書く時間と投稿する時間とを考えて、冒頭「こんばんは」と「こんにちは」とを使い分けたりなんかしている。しかし、考えてみれば、どちらが正しいかを決めるのは書いてる私ではなく、読んでいる皆さんなわけで、こんなことを考えるのに使う時間は取り越し苦労だ。
5日の深夜、オードリーのオールナイトニッポンで若林さんが閉店した東急本店について語っていた。
売れない20代、「もう戻りたくない」とまで語る時代、彼はBunkamuraの映画館でバイトをしていた。
割高な東急のデパ地下惣菜を尻目に、屋上で過ごした休憩時間。
自分が食べることはないだろうと腐りながら、眺めるだけだった鰻屋。
息苦しいあの街で、唯一穏やかでいられた本屋。
青く、濃く、彼の原風景のような時間を過ごした東急本店。
文化が発信される渋谷の街はオードリー若林さんを弾く街だった。そんな街で唯一、受け入れらたように感じた場所が東急本店だった。

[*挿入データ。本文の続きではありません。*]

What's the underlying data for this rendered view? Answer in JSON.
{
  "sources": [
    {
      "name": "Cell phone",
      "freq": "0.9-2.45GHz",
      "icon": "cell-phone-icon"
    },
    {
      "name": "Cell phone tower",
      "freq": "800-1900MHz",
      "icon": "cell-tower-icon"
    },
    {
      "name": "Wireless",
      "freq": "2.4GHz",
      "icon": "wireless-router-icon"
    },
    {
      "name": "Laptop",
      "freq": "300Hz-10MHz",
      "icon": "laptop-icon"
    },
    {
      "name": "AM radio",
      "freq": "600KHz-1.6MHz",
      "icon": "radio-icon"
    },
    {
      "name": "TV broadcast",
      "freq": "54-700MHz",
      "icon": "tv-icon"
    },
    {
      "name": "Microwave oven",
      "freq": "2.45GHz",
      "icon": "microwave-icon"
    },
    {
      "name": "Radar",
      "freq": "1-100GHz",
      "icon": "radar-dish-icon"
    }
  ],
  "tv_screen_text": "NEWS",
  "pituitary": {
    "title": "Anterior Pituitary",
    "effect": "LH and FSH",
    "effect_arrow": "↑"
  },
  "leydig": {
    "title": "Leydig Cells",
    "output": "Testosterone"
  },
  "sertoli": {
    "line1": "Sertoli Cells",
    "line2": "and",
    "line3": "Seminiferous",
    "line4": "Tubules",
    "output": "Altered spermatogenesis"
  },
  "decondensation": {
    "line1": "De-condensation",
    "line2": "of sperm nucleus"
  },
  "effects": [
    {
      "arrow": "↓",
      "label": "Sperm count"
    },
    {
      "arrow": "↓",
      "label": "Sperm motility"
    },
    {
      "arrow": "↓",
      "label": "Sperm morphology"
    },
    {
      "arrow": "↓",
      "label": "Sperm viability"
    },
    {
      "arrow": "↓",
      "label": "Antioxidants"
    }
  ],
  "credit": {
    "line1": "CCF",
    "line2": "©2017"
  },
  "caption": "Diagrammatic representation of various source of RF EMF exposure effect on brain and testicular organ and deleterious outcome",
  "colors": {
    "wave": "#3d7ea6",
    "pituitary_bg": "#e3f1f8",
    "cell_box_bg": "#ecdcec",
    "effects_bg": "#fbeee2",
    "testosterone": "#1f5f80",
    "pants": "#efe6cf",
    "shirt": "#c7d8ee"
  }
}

その閉店に際して、若林さんは渋谷に赴き、写真を撮り、一礼してきたと、いつものフリートークのトーンで若林さんは語る。
20歳前後の頃、私は小田急相模原のガストに入り浸っていた頃がある。
高校の頃からの腐れ縁と明け方に入って、モーニングを頼む。夜勤の人と早番の人が入れ替わり、ランチのピークが始まる。早番と遅番が入れ替わる。
この店が三交代制のシフトであることを客席から眺めるくらいに入り浸っていた。
あの頃、一緒にいた腐れ縁は、高校生の頃から目指していた教員になる夢と、バイトをして目覚めたコンビニ業界とで揺れていた。

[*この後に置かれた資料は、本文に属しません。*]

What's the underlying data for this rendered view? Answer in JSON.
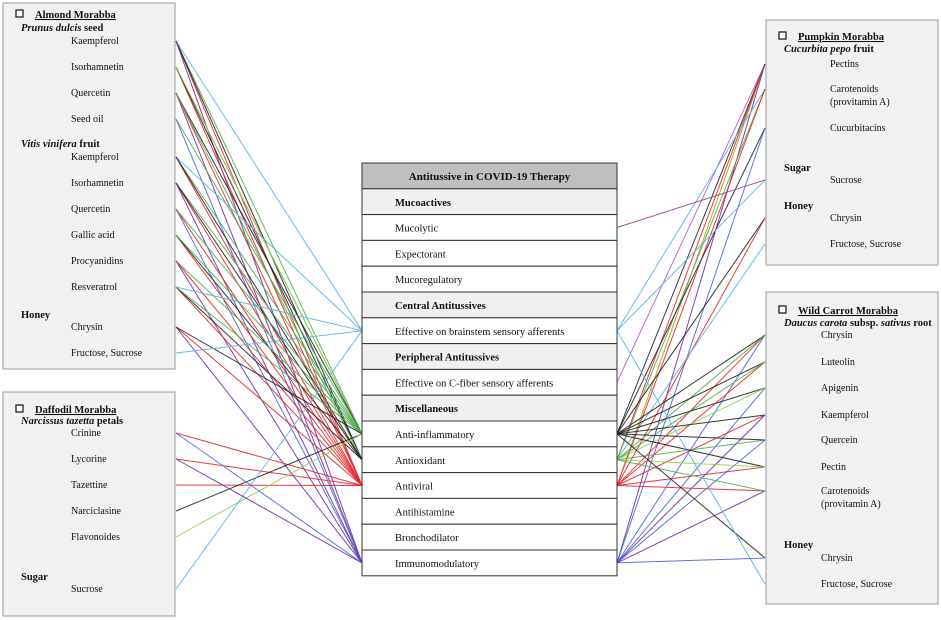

教員免許の取得がかかった、奴にとって大切な授業もこのガストで切った。その後、海に行ったんだと思う。
私が唐突に独り暮らしを始めようと決めたときも、奴とこのガストに来た。
不動産屋が開く10:00に、このガストから内見の電話をした。
あの頃、阿部寛はロケットを作り、有村架純は慶応を受験していた。平日のお昼にサングラスを見れなくなった頃だった。
最近、阿部寛は武田信玄になり、有村架純は松潤と結婚した。平日のお昼はハライチになった。
久しぶりに小田急相模原で降りると、信号渡ってすぐのガストは薬局になっていた。
外装のレンガ模様にうっすらとガストの跡が見えた。
若林さんが東急本店の閉店に挨拶に行ったというエピソードを聞いて、このガストがなくなっていることを知った日の衝撃を思い出した。
私はこのガストの最後に立ち会えなかった。無くなることがあるなんて思いもしなかった。気がついた時に、帰る場所がなくなっていた。
あの頃に戻りたいかというと、そうとも言えない気がする。意外と苦しい事が多かった時代だし、思い出すと息苦しい失恋もした。
でも、確かに私はあの頃を過ごしたんだ、という証のような、物理的に残る形のあるものが消えてしまった事が、思いもよらず私にはショックだった。
若林さんの東急本店に比べると、恥ずかしいくらい卑近な話を思い出した。
では、こりゃまた失礼いたしました。